Le stockage en local est un autre domaine où une refonte est en cours, avec la publication récente d’une définition pour une nouvelle API web de stockage local, qui permettrait aux applications et sites au sein du navigateur de stocker des mégaoctets de données en local.

2. Performances

Les performances des technologies web, relativement plus faibles que celles des applications natives, sont un autre problème freinant le développement des web apps.

Alors que le langage le plus utilisé par les navigateurs pour les scripts, Javascript, est l’un des points-clés quand on parle performances. D’un côté, il s’agit d’un langage interprété, ce qui signifiait, jusqu’à récemment, que le code Javascript se comportait comme une série d’instructions données à un logiciel appelé interpréteur, plutôt qu’il nécessite une compilation. C’est ce qui donne à Javascript sa portabilité entre les différentes plateformes, lui permettant de tourner sur un navigateur, qu’importe que celui-ci soit sur Mac OS, Windows ou Linux, Android ou iOS.

Mais ce niveau d’abstraction supplémentaire de Javascript, comparé à des langages compilés, apporte un problème en termes de performances. Et ce, même si les navigateurs ont récemment implémenté des moteurs de rendu Javascript qui atténuent la différence de performances.

Javascript est également handicapé par sa nature dynamique – par exemple, le développeur n’a pas besoin de définir les types de données. Cette nature oblige les interpréteurs Javascript à gérer un nombre important de possibilités lors de l’interprétation du code, et limite les opportunités d’optimisation des performances. Des façon de contourner ces limitations sont en train d’être trouvées, comme la prise en charge par Mozilla de asm.js au sein de Firefox 22.

Asm.js est un sous-ensemble de Javascript qui contourne diverses fonctionnalités dynamiques du langage et permet ainsi au moteur de rendu du navigateur d’optimiser les performances, ce que la nature dynamique de Javascript interdirait en temps normal. Cela dit, la prise en charge n’est assurée que par Firefox pour l’instant, et il y a des limites aux gains de performances possibles avec asm.js.

Même si des façons de contourner les limites de performances de Javascript sont doucement en train d’émerger, les améliorations apportées à d’autres technologies web offrent des possibilités d’optimisation alternatives, comme la prise en charge d’effets d’animation avancés grâce à CSS Transitions. Et bien d’autres points bloquants des navigateurs mobiles sont plus visibles pour les utilisateurs, et devraient être plus simples à améliorer que de repenser entièrement Javascript.

Jake Archibald, de Google Chrome, a récemment affirmé que l’une des caractéristiques des web apps mobiles les plus gênantes pour les utilisateurs était le délai de 300 ms avant que le navigateur réagisse à une action de l’utilisateur sur l’écran tactile, implémenté pour permettre la détection d’une éventuelle double tape sur l’écran.

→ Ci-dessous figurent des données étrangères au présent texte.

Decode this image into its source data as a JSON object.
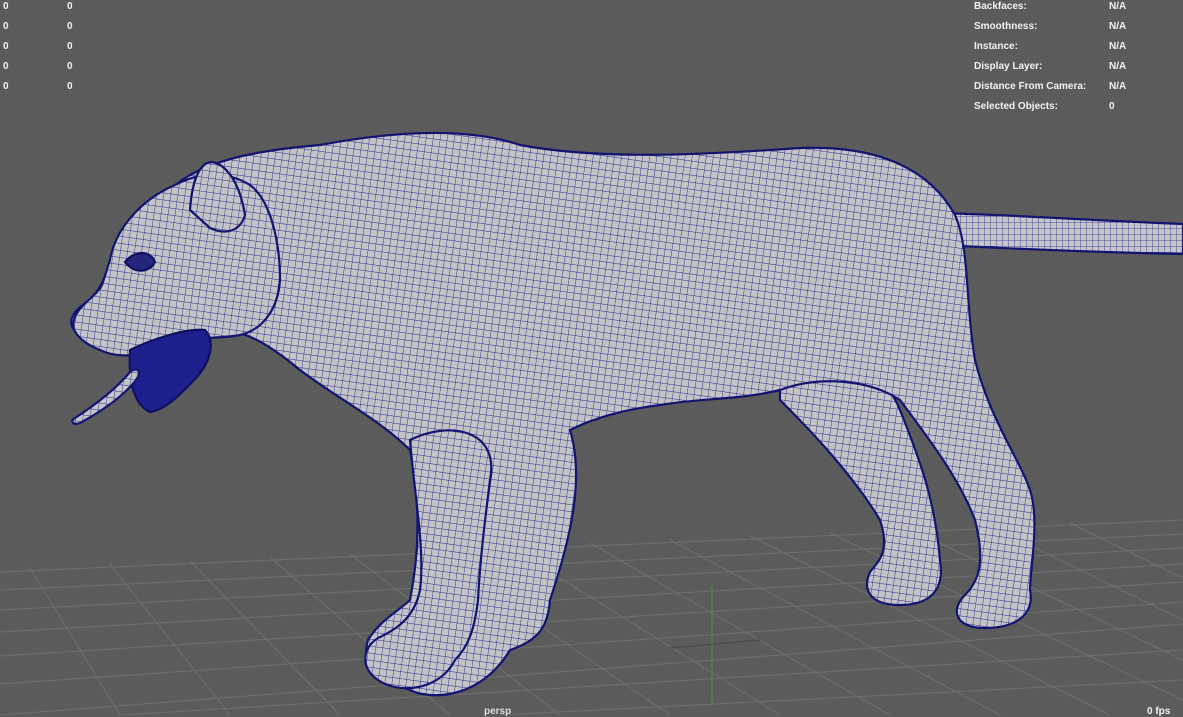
{
  "hud_left": {
    "rows": [
      {
        "a": "0",
        "b": "0"
      },
      {
        "a": "0",
        "b": "0"
      },
      {
        "a": "0",
        "b": "0"
      },
      {
        "a": "0",
        "b": "0"
      },
      {
        "a": "0",
        "b": "0"
      }
    ]
  },
  "hud_right": {
    "rows": [
      {
        "label": "Backfaces:",
        "value": "N/A"
      },
      {
        "label": "Smoothness:",
        "value": "N/A"
      },
      {
        "label": "Instance:",
        "value": "N/A"
      },
      {
        "label": "Display Layer:",
        "value": "N/A"
      },
      {
        "label": "Distance From Camera:",
        "value": "N/A"
      },
      {
        "label": "Selected Objects:",
        "value": "0"
      }
    ]
  },
  "viewport": {
    "camera_label": "persp",
    "fps_label": "0 fps",
    "background_color": "#5b5b5b",
    "grid_color": "#6e6e6e",
    "wire_color": "#1c1f8c",
    "mesh_color": "#c4c4c6",
    "axis_y_color": "#3f8f47",
    "model_icon": "panther-wireframe-model"
  }
}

Avec les améliorations incrémentales des performances des technologies web, et l’arrivée de matériels nouveaux et plus rapides, Jo Rabin estime que les web apps en arriveront bientôt au point où leurs performances sont suffisamment bonnes pour la plupart des applications que veulent les utilisateurs, sauf pour les applications plus spécialisées qui demandent des performances de haut niveau, comme les jeux de tir à la première personne.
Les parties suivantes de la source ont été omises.